The new policy for supermarkets leads to protests from high school students

SAN DIEGO (KGTV) – A new policy at the Grocery Outlet on 54th Street in East San Diego has high school students in the area protesting age discrimination. No one under the age of 18 is allowed to shop indoors without an adult. As ABC 10News discovered, this follows a series of shoplifting incidents that appeared to have infected the entire mall.

Horace Mann Middle School students will be released early on Wednesday. After school, they usually walk down 54th Street to get a snack at the Grocery Outlet.

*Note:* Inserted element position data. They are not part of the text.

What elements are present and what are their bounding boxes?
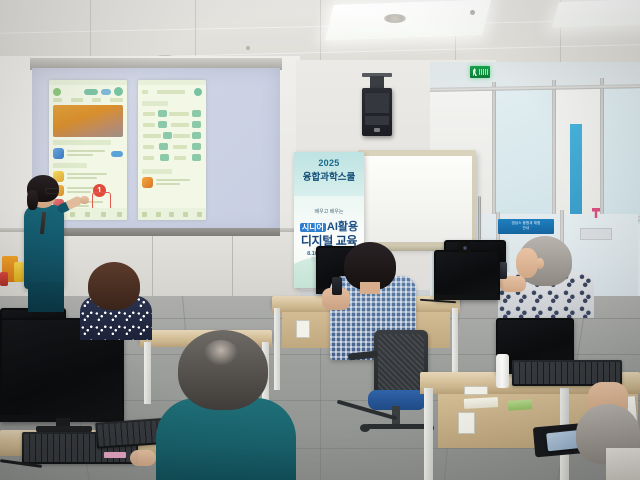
student-3-smartphone[interactable]	[332, 277, 342, 295]
student-2-hand	[130, 450, 156, 466]
desk-pink-sticker	[104, 452, 126, 458]
exit-sign	[470, 66, 490, 78]
banner-ai-tag: 시니어	[300, 223, 326, 232]
wall-cabinet-seam	[152, 232, 153, 304]
desk-asset-label	[296, 320, 310, 338]
desk-asset-label	[458, 412, 475, 434]
banner-program: 융합과학스쿨	[294, 169, 364, 183]
banner-tagline: 배우고 배우는	[294, 208, 364, 215]
projected-phone-screenshot-right	[138, 80, 206, 220]
shelf-object-red	[0, 272, 8, 286]
whiteboard-surface[interactable]	[362, 156, 472, 242]
water-bottle[interactable]	[496, 354, 509, 388]
student-2-head	[178, 330, 268, 410]
student-5-shirt	[606, 448, 640, 480]
ceiling-light-panel	[325, 0, 492, 41]
projected-app-row	[53, 185, 123, 196]
sprinkler-head	[470, 10, 475, 15]
chair-caster	[360, 424, 370, 432]
ceiling-light-panel	[552, 0, 640, 28]
glass-door-sign: 영상스 융합과 체험 안내	[498, 219, 554, 234]
wall-cabinet-seam	[232, 232, 233, 304]
desk-small-labels	[464, 386, 488, 395]
ceiling-vent	[384, 14, 406, 23]
student-4-ear	[536, 258, 544, 269]
projection-screen-bottom-bar	[32, 228, 280, 236]
instructor-glasses	[45, 188, 59, 194]
student-2-torso	[156, 398, 296, 480]
student-1-head	[88, 262, 140, 310]
instructor-lower-body	[28, 282, 64, 312]
projected-category-row	[143, 154, 201, 161]
exit-running-man-icon	[473, 68, 477, 76]
projected-category-row	[143, 132, 201, 139]
student-3-neck	[360, 282, 380, 294]
projected-hero-banner	[53, 105, 123, 137]
banner-year: 2025	[294, 158, 364, 168]
ceiling-speaker	[362, 88, 392, 136]
shelf-object-yellow	[14, 262, 24, 282]
chair-base	[366, 424, 428, 429]
projected-category-row	[143, 143, 201, 150]
instructor-hand	[80, 196, 89, 204]
desk-papers	[464, 397, 498, 409]
desk-leg	[144, 342, 151, 404]
phone-status-bar	[138, 80, 206, 85]
wall-notice-placard	[580, 228, 612, 240]
phone-nav-bar	[138, 208, 206, 220]
phone-status-bar	[49, 80, 127, 85]
glass-sign-line2: 안내	[498, 226, 554, 231]
projected-category-row	[143, 110, 201, 117]
sprinkler-head	[246, 46, 250, 50]
desk-leg	[424, 388, 433, 480]
projected-promo-row	[53, 148, 123, 159]
student-4-face	[516, 248, 538, 278]
classroom-photo-scene: 1	[0, 0, 640, 480]
webcam	[458, 242, 471, 253]
projected-app-row	[142, 177, 202, 188]
monitor	[434, 250, 500, 300]
projected-category-row	[143, 121, 201, 128]
green-packet	[508, 399, 533, 411]
instructor-hair-side	[27, 190, 38, 210]
door-handle[interactable]	[478, 196, 481, 240]
projected-app-row	[53, 171, 123, 182]
desk-leg	[274, 308, 280, 390]
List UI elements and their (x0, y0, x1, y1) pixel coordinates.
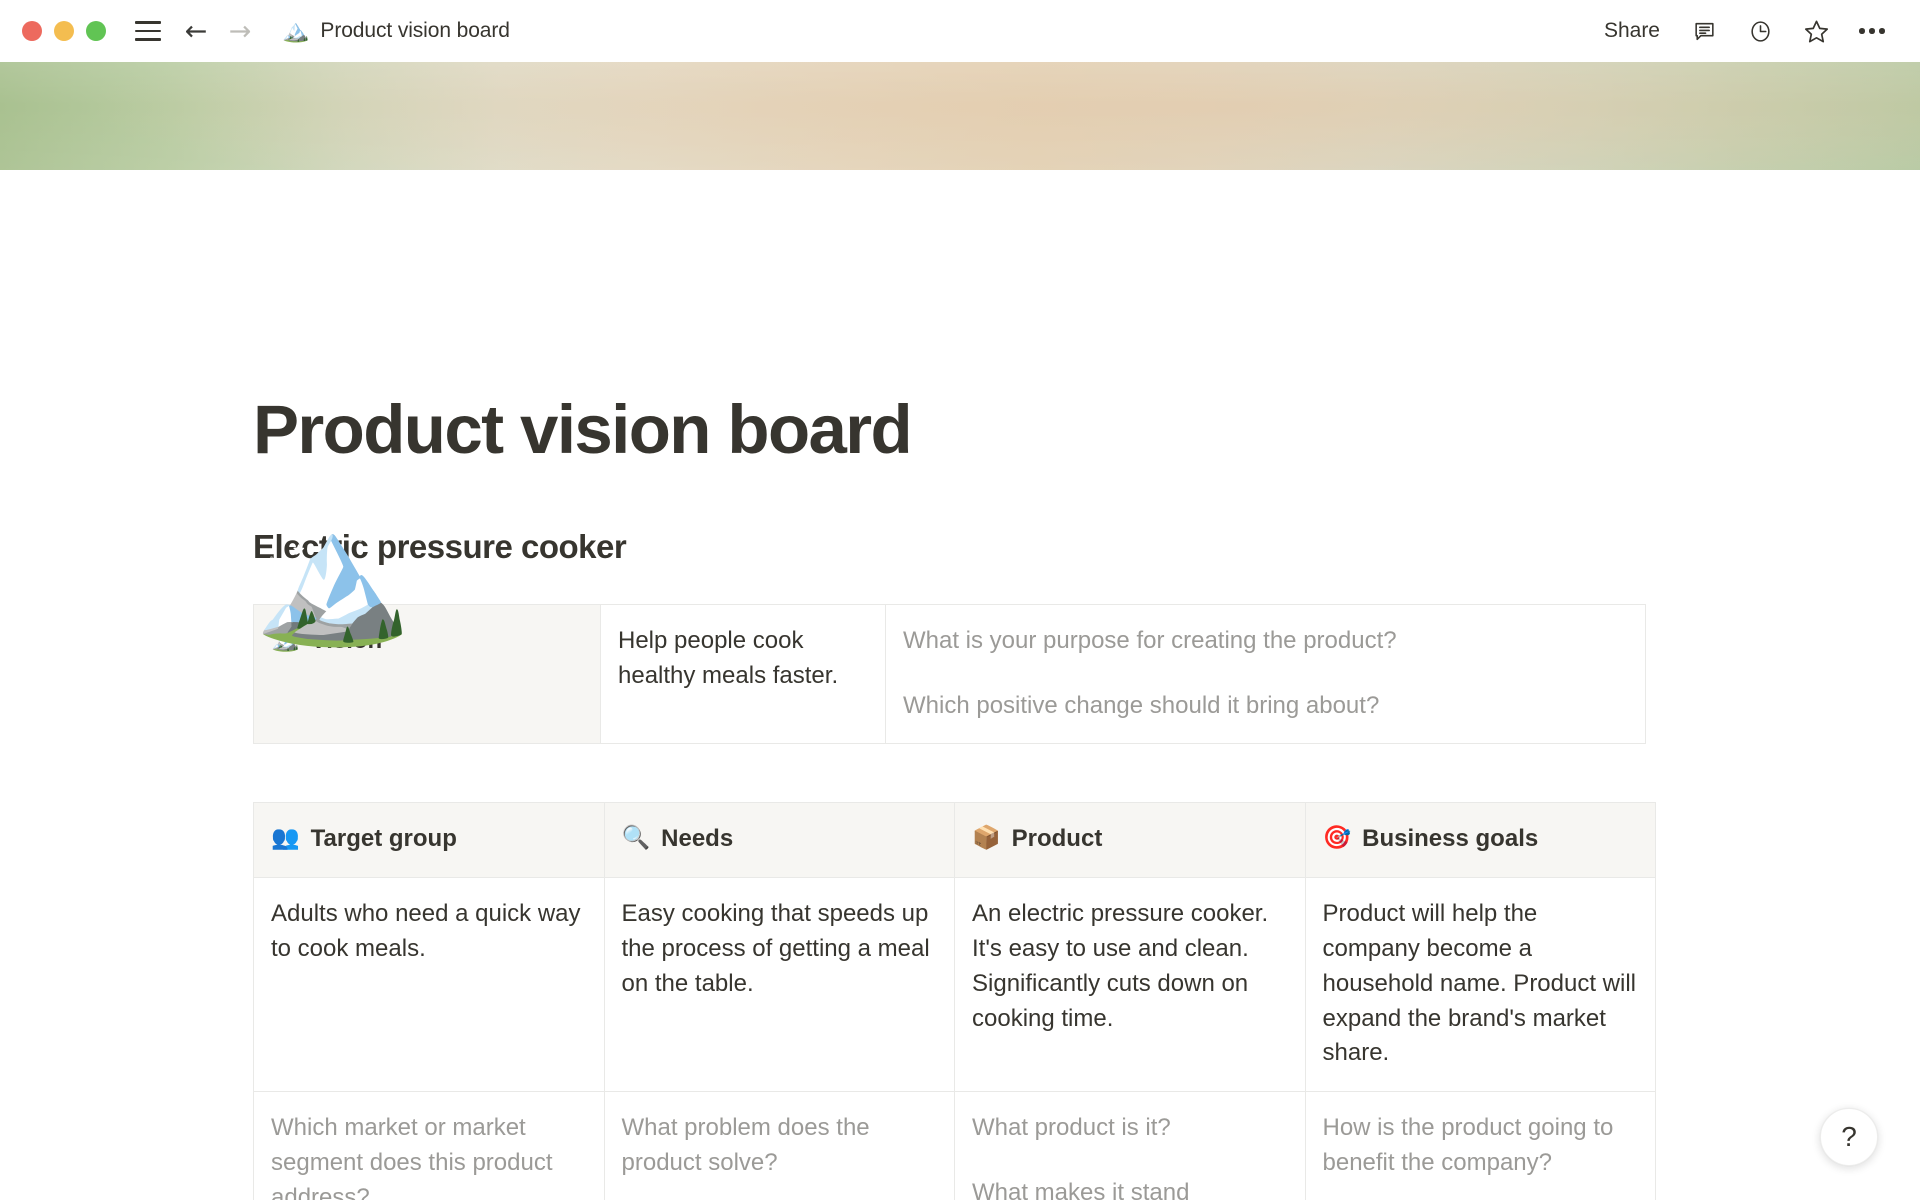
people-icon: 👥 (271, 822, 300, 855)
header-label: Needs (661, 822, 733, 857)
placeholder-line: What problem does the product solve? (622, 1111, 938, 1181)
placeholder-line: What product is it? (972, 1111, 1288, 1146)
cell-product-value[interactable]: An electric pressure cooker. It's easy t… (955, 878, 1306, 1092)
table-header-row: 👥 Target group 🔍 Needs 📦 Produc (254, 803, 1656, 878)
clock-history-icon (1748, 19, 1773, 44)
more-options-button[interactable] (1852, 11, 1892, 51)
breadcrumb-title: Product vision board (320, 19, 509, 43)
cell-target-group-value[interactable]: Adults who need a quick way to cook meal… (254, 878, 605, 1092)
header-cell-product[interactable]: 📦 Product (955, 803, 1306, 878)
placeholder-line: How is the product going to benefit the … (1323, 1111, 1639, 1181)
page-subheading[interactable]: Electric pressure cooker (253, 528, 1920, 566)
mountain-icon: 🏔️ (253, 514, 403, 642)
vision-value-cell[interactable]: Help people cook healthy meals faster. (601, 604, 886, 744)
mountain-icon: 🏔️ (282, 20, 309, 42)
back-button[interactable]: ← (176, 11, 216, 51)
minimize-window-button[interactable] (54, 21, 74, 41)
target-icon: 🎯 (1323, 822, 1352, 855)
page-history-button[interactable] (1740, 11, 1780, 51)
hamburger-menu-icon (135, 21, 161, 41)
header-label: Product (1012, 822, 1103, 857)
vision-board-grid-table: 👥 Target group 🔍 Needs 📦 Produc (253, 802, 1656, 1200)
maximize-window-button[interactable] (86, 21, 106, 41)
cell-needs-value[interactable]: Easy cooking that speeds up the process … (604, 878, 955, 1092)
favorite-button[interactable] (1796, 11, 1836, 51)
page-cover-image[interactable] (0, 62, 1920, 170)
page-title[interactable]: Product vision board (253, 392, 1920, 468)
vision-table: 🏔️ Vision Help people cook healthy meals… (253, 604, 1646, 745)
cell-target-group-placeholder[interactable]: Which market or market segment does this… (254, 1092, 605, 1200)
window-traffic-lights (22, 21, 106, 41)
header-cell-business-goals[interactable]: 🎯 Business goals (1305, 803, 1656, 878)
arrow-right-icon: → (229, 18, 252, 45)
comment-icon (1692, 19, 1717, 44)
vision-placeholder-cell[interactable]: What is your purpose for creating the pr… (886, 604, 1646, 744)
close-window-button[interactable] (22, 21, 42, 41)
help-button[interactable]: ? (1820, 1108, 1878, 1166)
breadcrumb[interactable]: 🏔️ Product vision board (282, 19, 510, 43)
cell-business-goals-value[interactable]: Product will help the company become a h… (1305, 878, 1656, 1092)
navigation-arrows: ← → (176, 11, 260, 51)
question-mark-icon: ? (1841, 1121, 1857, 1153)
more-options-icon (1859, 28, 1885, 34)
sidebar-toggle-button[interactable] (128, 11, 168, 51)
search-icon: 🔍 (622, 822, 651, 855)
header-label: Target group (311, 822, 457, 857)
package-icon: 📦 (972, 822, 1001, 855)
window-toolbar: ← → 🏔️ Product vision board Share (0, 0, 1920, 62)
cell-business-goals-placeholder[interactable]: How is the product going to benefit the … (1305, 1092, 1656, 1200)
forward-button[interactable]: → (220, 11, 260, 51)
table-row: Adults who need a quick way to cook meal… (254, 878, 1656, 1092)
page-icon[interactable]: 🏔️ (253, 514, 403, 642)
table-row: 🏔️ Vision Help people cook healthy meals… (254, 604, 1646, 744)
share-button[interactable]: Share (1596, 15, 1668, 47)
header-label: Business goals (1362, 822, 1538, 857)
comments-button[interactable] (1684, 11, 1724, 51)
header-cell-needs[interactable]: 🔍 Needs (604, 803, 955, 878)
placeholder-line: What is your purpose for creating the pr… (903, 624, 1628, 659)
star-icon (1803, 18, 1830, 45)
toolbar-actions: Share (1596, 11, 1892, 51)
header-cell-target-group[interactable]: 👥 Target group (254, 803, 605, 878)
page-body: 🏔️ Product vision board Electric pressur… (0, 392, 1920, 1200)
placeholder-line: Which positive change should it bring ab… (903, 689, 1628, 724)
placeholder-line: Which market or market segment does this… (271, 1111, 587, 1200)
cell-product-placeholder[interactable]: What product is it? What makes it stand (955, 1092, 1306, 1200)
table-row: Which market or market segment does this… (254, 1092, 1656, 1200)
arrow-left-icon: ← (185, 18, 208, 45)
cell-needs-placeholder[interactable]: What problem does the product solve? (604, 1092, 955, 1200)
placeholder-line: What makes it stand (972, 1176, 1288, 1200)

“All the kids want to come here to get water and juice because this is a very affordable store for us young people who don’t have jobs,” said Joanna Juarez, a 7th grader.

However, on this day they could not enter. That’s because a new store policy states that you can no longer shop there unless you are 18 or with someone who is.

Protest at the high school in front of supermarkets

ABC 10 News

“What the store owner said happened was that there were people stealing from the store and misbehaving,” said Ares Sosa, co-vice president of the school’s Cesar Chavez Service Club, which teaches students how to organize and can become community leaders.

ABC 10News spoke off camera with a store manager who said this is an issue they’ve been dealing with for as long as he can remember.

“We understand that,” Sosa said. “We understand that this is unacceptable behavior. We also understand that not every student is like this.”

Last Friday, students organized their first peaceful protest. When ABC 10News arrived on the scene for protest number two on Wednesday, we learned that shoplifting wasn’t limited to the grocery store.

Earlier that afternoon, the owner of Sonnie’s Beauty Supply next door said she caught a group of four young children and two adults stealing her products.

She followed them outside her store to take a photo of their car’s license plate. One of them, an adult man, violently kicked her phone out of her hand.

The owner also did not want to comment on camera, but said she deals with shoplifters at least five times a week.

That’s why Grocery Outlet felt compelled to make these kinds of changes.

Dulcinea Hearn, the principal of Horace Mann Middle School, said, “I think there are other things that can be done other than banning all children under 18, or all students under 18, if you have a problem .”

Some solutions offered by students include:

  • Leaving their backpacks in front of the store
  • More guards in the store
  • More cameras inside and outside the store
  • Limiting the number of children allowed in at the same time

However, the store manager said he had already tried those things. They didn’t work, so he had no choice.
That won’t stop these students from fighting.

“We want to try to change this, not just for us, but for every kid in the school that’s not allowed in here anymore,” Juarez said.